Extend Result with accept_err(Error::Variant)

I sometimes find myself wanting to panic on error unless a specific variant occurred. A good example might be creating a new directory. I could check if the directory exists and create it only if it does not. However this could (in theory) go wrong if its created in between. So I usually just create the directory and catch the AlreadyExists case. This ends up looking like this:

    match fs::create_dir("path/should/exist") {
        Ok(_) => (),
        Err(e) if e.kind() == ErrorKind::AlreadyExists => (),
        Err(e) => panic!("could not create directory: {e:?}"),
    }

I could extend Result (via a trait) to handle this in an unwrap like function. It would only work on cases where nothing needs to be returned. It could look something like this:

fs::create_dir("path/should/exist").accept_err(ErrorKind::AlreadyExists);

Would any of you be interested in something like this?

Would I be interested? I mean, it's quite neat, but probably not something I would add a new dependency for.

I played around with it a bit, with std::io::Error you need to match on the errorkind. This makes things a bit less pretty.

pub trait AcceptErr {
    type Error;
    fn accept_fn<P: FnMut(&Self::Error) -> bool>(self, predicate: P) -> Self;
}

impl<E> AcceptErr for Result<(), E> {
    type Error = E;
    fn accept_fn<P: FnMut(&Self::Error) -> bool>(self, mut predicate: P) -> Self {
        match self {
            Ok(_) => Ok(()),
            Err(e) if predicate(&e) => Ok(()),
            Err(e) => Err(e),
        }
    }
}

which is then used as follows:

fs::create_dir("path/should/exist").accept_fn(|e| e.kind == ErrorKind::AlreadyExists);

Not something anyone wants to add a dependency for, the question is does this fit in the standard lib. It might not be worth adding a method that only works Result<(), E>. I do not know how this is decided. Should I draft an RFC?

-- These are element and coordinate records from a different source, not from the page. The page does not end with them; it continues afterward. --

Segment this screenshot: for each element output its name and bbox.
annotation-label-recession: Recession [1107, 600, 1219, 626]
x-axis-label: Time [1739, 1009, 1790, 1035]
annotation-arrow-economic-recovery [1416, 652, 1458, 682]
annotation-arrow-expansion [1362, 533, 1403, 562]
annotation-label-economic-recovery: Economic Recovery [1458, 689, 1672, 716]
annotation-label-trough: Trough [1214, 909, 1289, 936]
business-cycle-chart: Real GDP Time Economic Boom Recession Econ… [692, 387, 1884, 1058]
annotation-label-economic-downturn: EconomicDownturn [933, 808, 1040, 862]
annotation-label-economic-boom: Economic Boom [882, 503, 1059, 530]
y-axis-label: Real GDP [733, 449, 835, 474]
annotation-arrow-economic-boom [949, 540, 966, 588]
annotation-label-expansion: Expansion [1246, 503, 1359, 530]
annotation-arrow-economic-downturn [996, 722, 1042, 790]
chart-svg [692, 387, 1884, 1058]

I wondered about that (in the context of blanket implementations) and came up with this. Feel free to use or modify it for your own means.

You could try a PR, though you might want more of a motivation. Your example ignores trying to create a directory over a file (though it will probably just result in an error later and everything FS-wise is ToCToU-prone anyway).

RFCs are usually for larger things and often have pre-RFC conversation on IRLO. The process is described in the RFC repo.